West Side has full water supplies for first time since 2006
BY JOHN HOLLAND
AMD VIKAAS SHANKER
vshanker@losbanosenterprise.com
Full water deliveries have returned to the last of the West Side irrigation districts affected by federal water cutbacks in recent years.
The U.S. Bureau of Reclamation announced Tuesday that it will provide 100 percent of the contract amounts this year to a class of customers that had suffered the worst during the drought. This has not happened since 2006.
The news came too late for some farmers, who have already planted based on the earlier projection of 65 percent for 2017.
“While the water is welcome, it’s very hard to plan when you don’t know what you’re getting,” said Breanne Ramos, executive director of the Merced County Farm Bureau. “And then, all of a sudden, you’re getting this opportunity.”
The abundant winter storms prompted Tuesday’s announcement, which affects much of the cropland from San Joaquin to Kern counties. Other federal customers within this stretch fared better over the five-year drought because of water rights that predate the federal Central Valley Project.
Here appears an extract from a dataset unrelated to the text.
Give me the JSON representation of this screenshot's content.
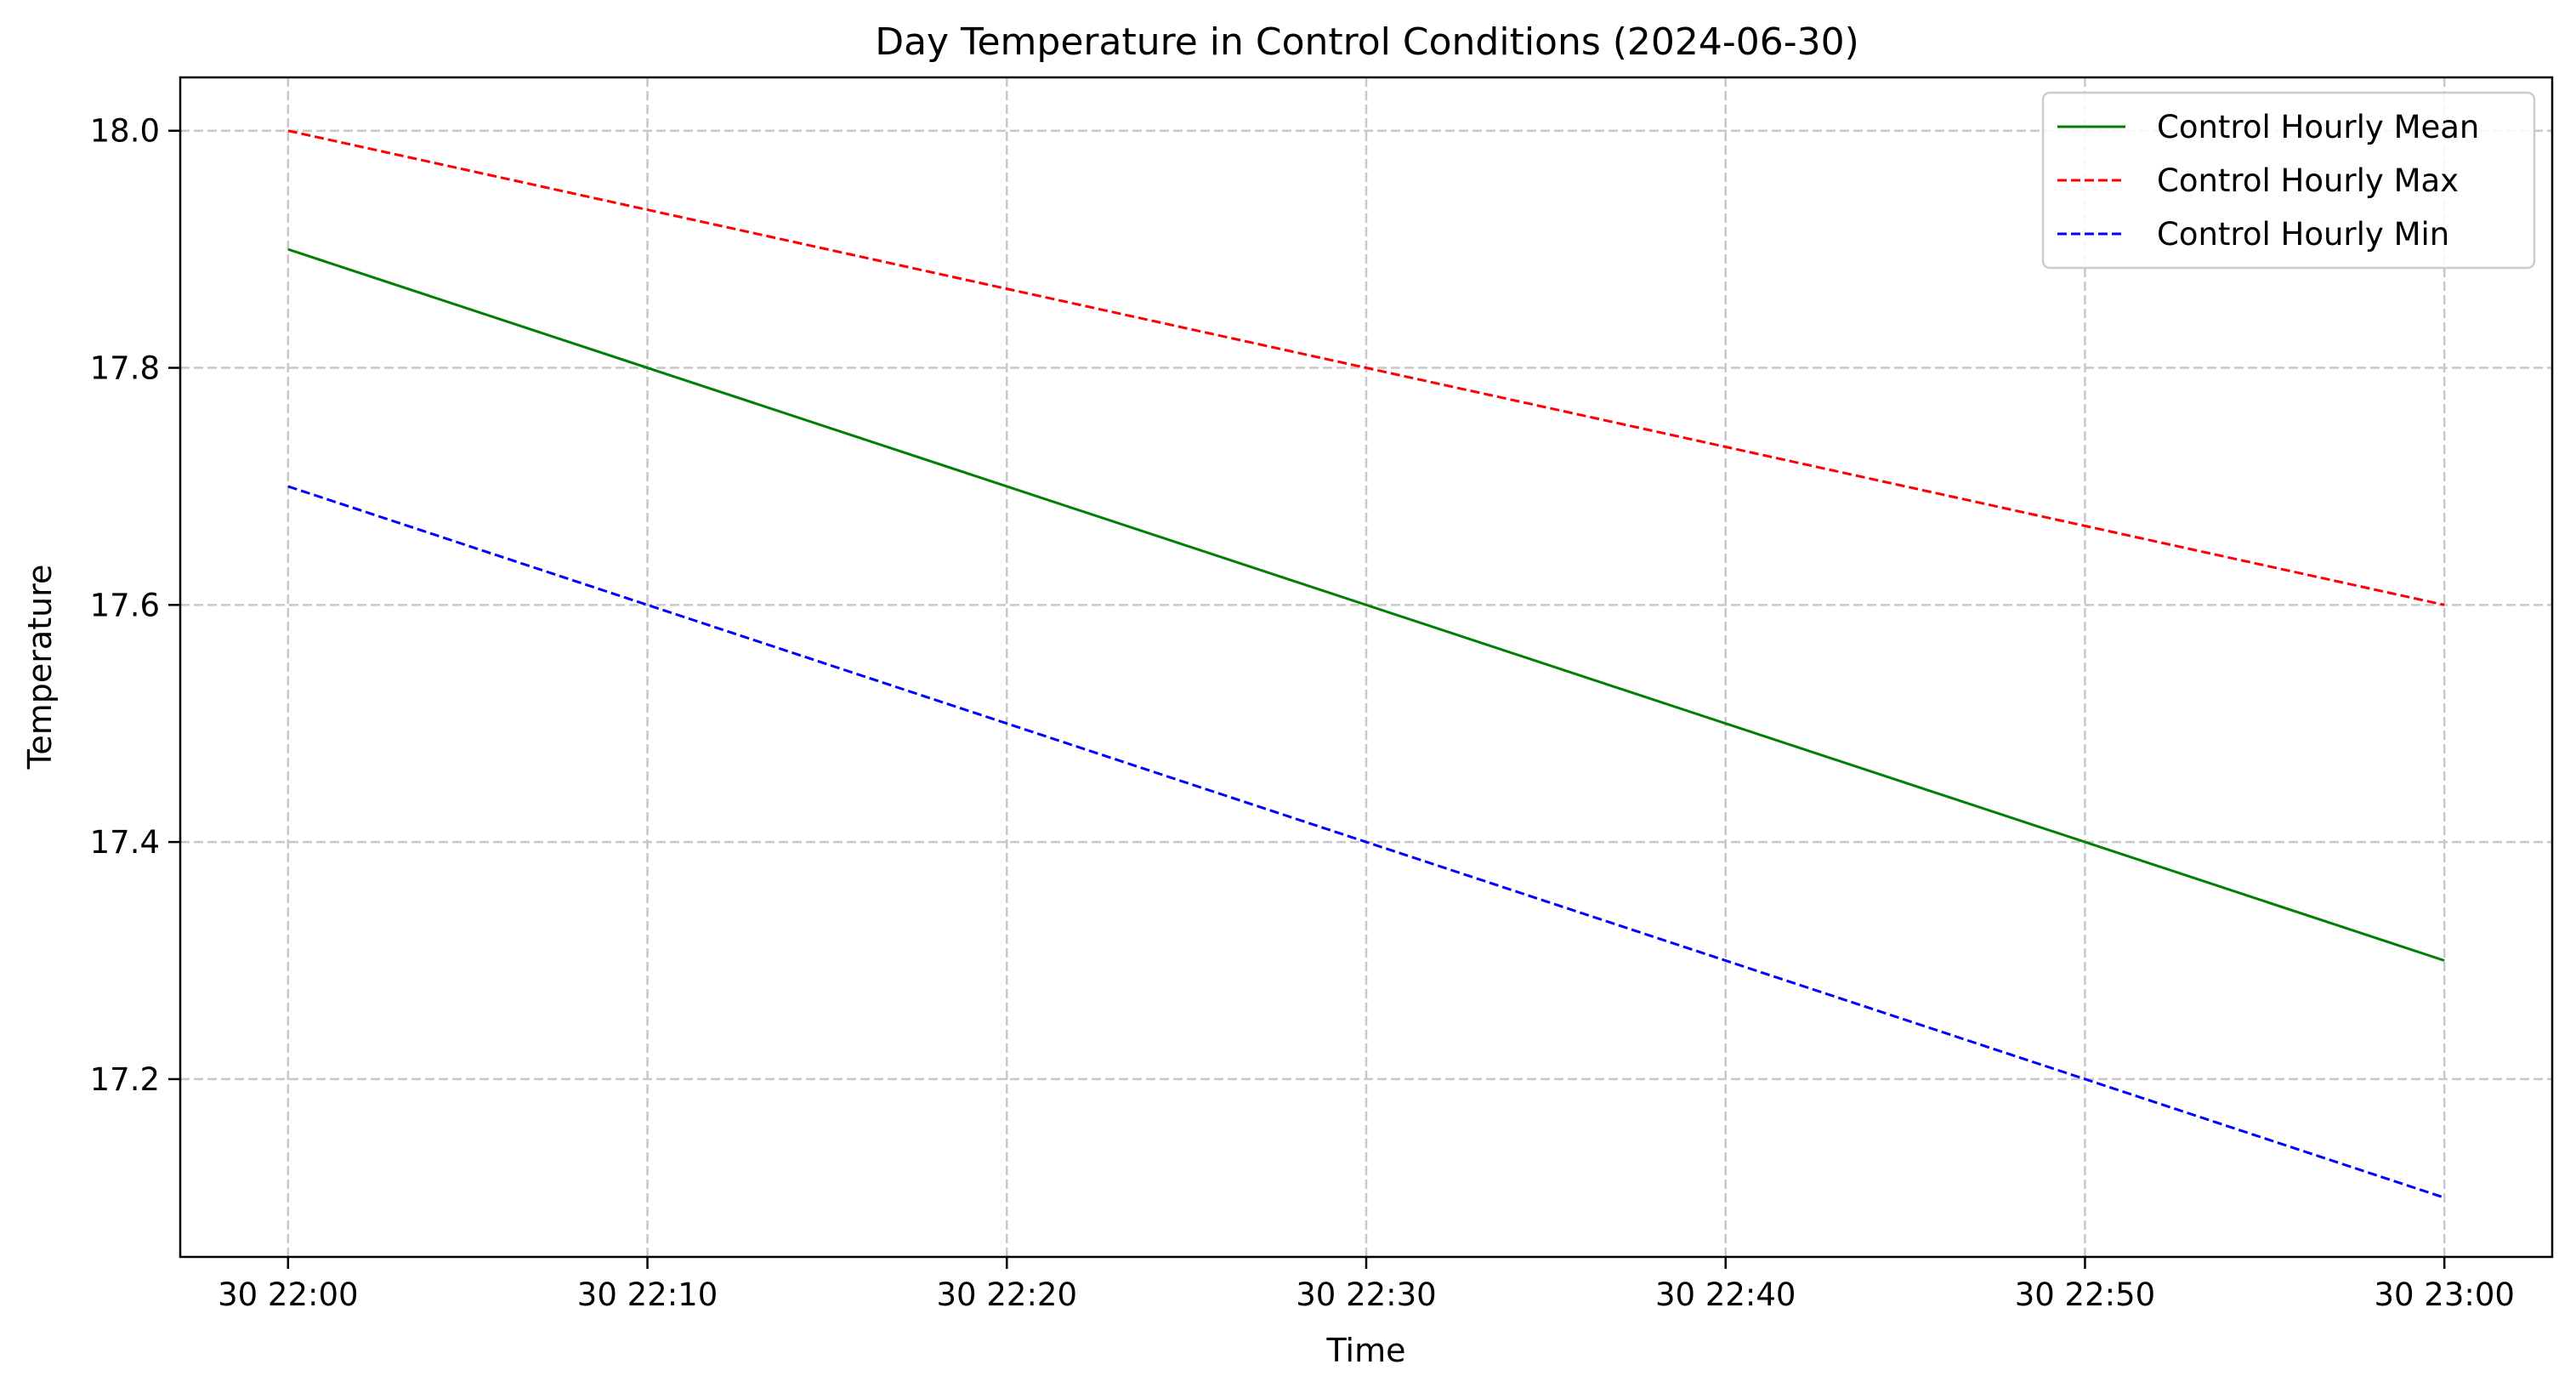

Deliveries had dropped to zero in 2014 and 2015, the worst point in the drought, to the irrigation districts without senior rights. They rose to 5 percent last year.
Even in wet years, these farmers got no more than 80 percent because of concerns about fish being killed by the giant pumps that deliver the water from the Sacramento-San Joaquin Delta.
The reductions prompted farmers to take land out of production or to get more water from wells or distant sellers., if available.
Among the hard-hit suppliers was the Del Puerto Water District, which serves about 45,000 acres along Interstate 5 from Vernalis to Santa Nella. The uncertainty prompted it to secure about a third of its needs with a project that will recycle highly treated outflows from sewage treatment plants for Modesto, Ceres and Turlock.
The allotment was already at 100 percent this year four districts totaling about 225,000 acres from Crows Landing to Mendota, thanks to long-held rights to the San Joaquin River. They are the Central California Irrigation District, the San Luis Canal Co., the Firebaugh Canal Water District and the Columbia Canal Co.
These districts have had full deliveries for all but two of the past dozen years. They got 65 percent in 2014 and 75 percent in 2015. The same went for water supplies for national wildlife refuges along the lower San Joaquin.
The eastern part of the San Joaquin Valley also varied in its drought impacts and has now returned to normal. The Merced Irrigation District delivered virtually no water in 2015. The Turlock and Modesto irrigation districts, which share a Tuolumne River supply, got as low as 40 percent of normal. Best off were the Oakdale and South San Joaquin irrigation districts on the Stanislaus River, which had relatively small reductions.
Cannon Michael, a Los Banos area farmer, said increasing the federal allocation from 65 percent to 100 percent isn’t going to change farmers’ plans much.
“You don’t want to sound ungrateful and unhappy,” Michael said, noting that the full allocation was a good sign. “But as much water as there was in the system, and snow, there seems like there could have been a way to tell earlier.”
The Westlands Water District, which is west of Fresno and by far the largest of these contracts, agreed in a news release that the 2017 announcement is too late for many. But it added that “the water unused from this year’s allocation will remain in storage for next year. We look forward to a timely, adequate allocation for the next growing season.”